2016 ICC World Cricket League Division Four
- Dates: 29 October – 5 November 2016
- Administrator: International Cricket Council
- Cricket format: 50 overs
- Tournament format(s): Round-robin, play-offs
- Host: United States
- Champions: United States
- Participants: 6
- Matches: 18
- Player of the series: Khawar Ali
- Most runs: Corey Bisson (242)
- Most wickets: Aftab Ahmed Timil Patel (14)

= 2016 ICC World Cricket League Division Four =

International cricket tournament

The 2016 ICC World Cricket League Division Four was an international limited-overs cricket tournament held in Los Angeles from 29 October – 5 November 2016. It was the fifth edition of WCL Division Four, and the first World Cricket League tournament played in the United States. All matches were played at the Leo Magnus Cricket Complex.

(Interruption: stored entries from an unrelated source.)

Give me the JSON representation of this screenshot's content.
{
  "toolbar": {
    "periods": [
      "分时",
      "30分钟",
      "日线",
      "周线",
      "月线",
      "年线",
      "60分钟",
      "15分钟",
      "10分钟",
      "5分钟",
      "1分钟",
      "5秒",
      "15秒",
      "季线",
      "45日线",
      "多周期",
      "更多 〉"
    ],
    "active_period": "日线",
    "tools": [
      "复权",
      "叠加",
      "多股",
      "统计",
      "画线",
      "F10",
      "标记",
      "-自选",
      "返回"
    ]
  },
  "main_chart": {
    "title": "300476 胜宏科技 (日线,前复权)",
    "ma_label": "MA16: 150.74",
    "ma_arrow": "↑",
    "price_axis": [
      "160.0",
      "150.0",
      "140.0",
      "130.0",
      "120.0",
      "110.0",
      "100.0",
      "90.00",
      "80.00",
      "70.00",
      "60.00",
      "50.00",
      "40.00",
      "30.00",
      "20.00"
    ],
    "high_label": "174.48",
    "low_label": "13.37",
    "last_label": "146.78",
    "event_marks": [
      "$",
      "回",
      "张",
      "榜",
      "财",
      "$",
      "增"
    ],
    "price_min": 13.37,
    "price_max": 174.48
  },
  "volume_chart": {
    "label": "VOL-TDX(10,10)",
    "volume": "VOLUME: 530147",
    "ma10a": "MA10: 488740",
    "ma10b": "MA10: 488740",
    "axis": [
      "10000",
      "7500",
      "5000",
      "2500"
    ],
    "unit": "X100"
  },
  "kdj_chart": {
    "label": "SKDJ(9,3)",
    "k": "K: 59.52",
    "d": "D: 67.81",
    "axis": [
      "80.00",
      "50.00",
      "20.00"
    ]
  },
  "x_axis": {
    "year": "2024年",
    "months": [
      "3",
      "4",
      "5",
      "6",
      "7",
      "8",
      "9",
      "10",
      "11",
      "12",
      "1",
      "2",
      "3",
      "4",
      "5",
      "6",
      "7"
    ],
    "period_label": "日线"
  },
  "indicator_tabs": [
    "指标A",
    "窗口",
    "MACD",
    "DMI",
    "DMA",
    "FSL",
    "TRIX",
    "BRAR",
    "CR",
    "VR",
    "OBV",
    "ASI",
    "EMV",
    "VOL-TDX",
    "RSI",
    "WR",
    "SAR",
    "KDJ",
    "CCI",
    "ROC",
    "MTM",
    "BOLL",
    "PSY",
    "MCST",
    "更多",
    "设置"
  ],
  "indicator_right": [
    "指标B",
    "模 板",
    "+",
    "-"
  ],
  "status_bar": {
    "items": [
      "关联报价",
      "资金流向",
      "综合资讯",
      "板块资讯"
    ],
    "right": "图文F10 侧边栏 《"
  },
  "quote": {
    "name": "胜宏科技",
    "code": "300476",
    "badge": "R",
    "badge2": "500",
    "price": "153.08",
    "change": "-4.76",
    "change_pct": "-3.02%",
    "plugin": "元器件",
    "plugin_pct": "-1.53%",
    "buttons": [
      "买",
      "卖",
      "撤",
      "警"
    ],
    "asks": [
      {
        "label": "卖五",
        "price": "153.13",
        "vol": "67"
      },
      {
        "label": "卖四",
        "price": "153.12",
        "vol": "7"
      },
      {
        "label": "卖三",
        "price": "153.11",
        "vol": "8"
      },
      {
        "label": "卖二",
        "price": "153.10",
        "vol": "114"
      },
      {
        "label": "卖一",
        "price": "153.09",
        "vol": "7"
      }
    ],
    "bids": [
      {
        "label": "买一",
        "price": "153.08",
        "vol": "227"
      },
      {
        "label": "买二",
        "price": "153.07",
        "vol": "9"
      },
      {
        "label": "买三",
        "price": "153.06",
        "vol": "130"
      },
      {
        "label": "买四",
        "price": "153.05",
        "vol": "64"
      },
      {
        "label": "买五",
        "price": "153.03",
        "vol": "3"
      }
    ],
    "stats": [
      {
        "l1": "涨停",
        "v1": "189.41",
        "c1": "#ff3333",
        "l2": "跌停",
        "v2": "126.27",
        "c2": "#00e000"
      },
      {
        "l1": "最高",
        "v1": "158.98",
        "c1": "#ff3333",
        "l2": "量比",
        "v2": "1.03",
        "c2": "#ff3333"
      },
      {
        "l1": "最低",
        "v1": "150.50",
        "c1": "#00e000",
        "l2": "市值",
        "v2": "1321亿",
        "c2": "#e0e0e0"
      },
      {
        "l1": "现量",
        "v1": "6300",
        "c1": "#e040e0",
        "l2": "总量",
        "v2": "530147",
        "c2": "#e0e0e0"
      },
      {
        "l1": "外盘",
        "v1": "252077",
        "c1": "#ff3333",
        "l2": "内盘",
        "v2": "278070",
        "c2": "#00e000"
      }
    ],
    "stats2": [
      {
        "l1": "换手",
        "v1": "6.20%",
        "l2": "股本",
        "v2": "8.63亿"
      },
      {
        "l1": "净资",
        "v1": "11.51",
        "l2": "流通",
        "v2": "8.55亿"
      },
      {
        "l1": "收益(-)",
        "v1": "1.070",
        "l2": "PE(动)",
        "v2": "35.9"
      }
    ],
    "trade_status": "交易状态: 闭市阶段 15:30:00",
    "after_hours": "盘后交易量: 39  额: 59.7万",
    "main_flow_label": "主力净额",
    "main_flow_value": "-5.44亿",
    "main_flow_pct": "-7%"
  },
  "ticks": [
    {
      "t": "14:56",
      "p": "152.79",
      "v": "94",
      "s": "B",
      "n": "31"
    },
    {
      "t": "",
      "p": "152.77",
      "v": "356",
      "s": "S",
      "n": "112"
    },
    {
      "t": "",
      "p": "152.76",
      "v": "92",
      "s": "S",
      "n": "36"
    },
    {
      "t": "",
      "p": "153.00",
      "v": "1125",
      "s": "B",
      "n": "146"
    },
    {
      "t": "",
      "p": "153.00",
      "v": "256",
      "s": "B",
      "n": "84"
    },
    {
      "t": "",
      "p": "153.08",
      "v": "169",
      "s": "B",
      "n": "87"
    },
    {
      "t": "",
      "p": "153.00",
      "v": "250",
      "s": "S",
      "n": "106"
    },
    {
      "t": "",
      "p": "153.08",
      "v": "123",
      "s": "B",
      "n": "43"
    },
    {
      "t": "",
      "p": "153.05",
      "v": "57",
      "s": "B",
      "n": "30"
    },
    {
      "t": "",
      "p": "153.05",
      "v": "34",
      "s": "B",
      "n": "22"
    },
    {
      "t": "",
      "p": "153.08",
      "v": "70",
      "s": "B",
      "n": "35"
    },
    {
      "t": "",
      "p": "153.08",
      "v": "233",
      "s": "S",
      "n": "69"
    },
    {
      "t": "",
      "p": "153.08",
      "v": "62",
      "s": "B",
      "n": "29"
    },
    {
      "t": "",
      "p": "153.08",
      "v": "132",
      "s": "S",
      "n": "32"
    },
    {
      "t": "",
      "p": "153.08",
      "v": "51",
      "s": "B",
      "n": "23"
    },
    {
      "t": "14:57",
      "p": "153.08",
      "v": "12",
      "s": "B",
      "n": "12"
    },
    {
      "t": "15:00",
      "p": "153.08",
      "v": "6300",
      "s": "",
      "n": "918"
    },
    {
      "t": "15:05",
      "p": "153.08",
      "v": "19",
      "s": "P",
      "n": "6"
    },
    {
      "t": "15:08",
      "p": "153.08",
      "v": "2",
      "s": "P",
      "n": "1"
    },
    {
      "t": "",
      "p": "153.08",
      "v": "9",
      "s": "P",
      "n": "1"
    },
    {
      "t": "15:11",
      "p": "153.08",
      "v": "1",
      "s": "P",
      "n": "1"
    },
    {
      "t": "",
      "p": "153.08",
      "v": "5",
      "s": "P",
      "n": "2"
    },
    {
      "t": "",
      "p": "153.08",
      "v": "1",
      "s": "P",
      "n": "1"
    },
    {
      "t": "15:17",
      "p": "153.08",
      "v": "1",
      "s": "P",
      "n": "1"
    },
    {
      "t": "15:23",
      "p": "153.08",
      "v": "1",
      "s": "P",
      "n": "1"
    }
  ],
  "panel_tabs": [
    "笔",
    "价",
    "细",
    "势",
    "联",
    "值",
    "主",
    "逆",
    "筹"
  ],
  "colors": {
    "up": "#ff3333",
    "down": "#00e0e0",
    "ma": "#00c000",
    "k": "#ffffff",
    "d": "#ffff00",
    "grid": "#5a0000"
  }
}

The tournament was won by the United States, who defeated Oman in the final by 13 runs. Both the finalists were promoted to the 2017 Division Three tournament. The bottom two teams, Jersey and Italy, were relegated to Division Five. Jersey's Corey Bisson was the leading run-scorer, while Denmark's Aftab Ahmed and the United States' Timil Patel were the joint leading wicket-takers. Oman's Khawar Ali, an all-rounder, was named player of the tournament.

After the conclusion of the tournament, the United States captain Steven Taylor said that "this victory means a lot to us, especially as it came with the home crowd behind us". The United States coach Pubudu Dassanayake said "I wouldn't have settled for runner-up in the final" and that he was "very happy how things went in the final".

==Teams==

The following teams qualified:

- (5th in 2014 ICC World Cricket League Division Three)
- (6th in 2014 ICC World Cricket League Division Three)
- (3rd in 2014 ICC World Cricket League Division Four)
- (4th in 2014 ICC World Cricket League Division Four)
- (1st in 2016 ICC World Cricket League Division Five)
- (2nd in 2016 ICC World Cricket League Division Five)

==Venue==

All matches were played at Leo Magnus Cricket Complex in Van Nuys, Los Angeles.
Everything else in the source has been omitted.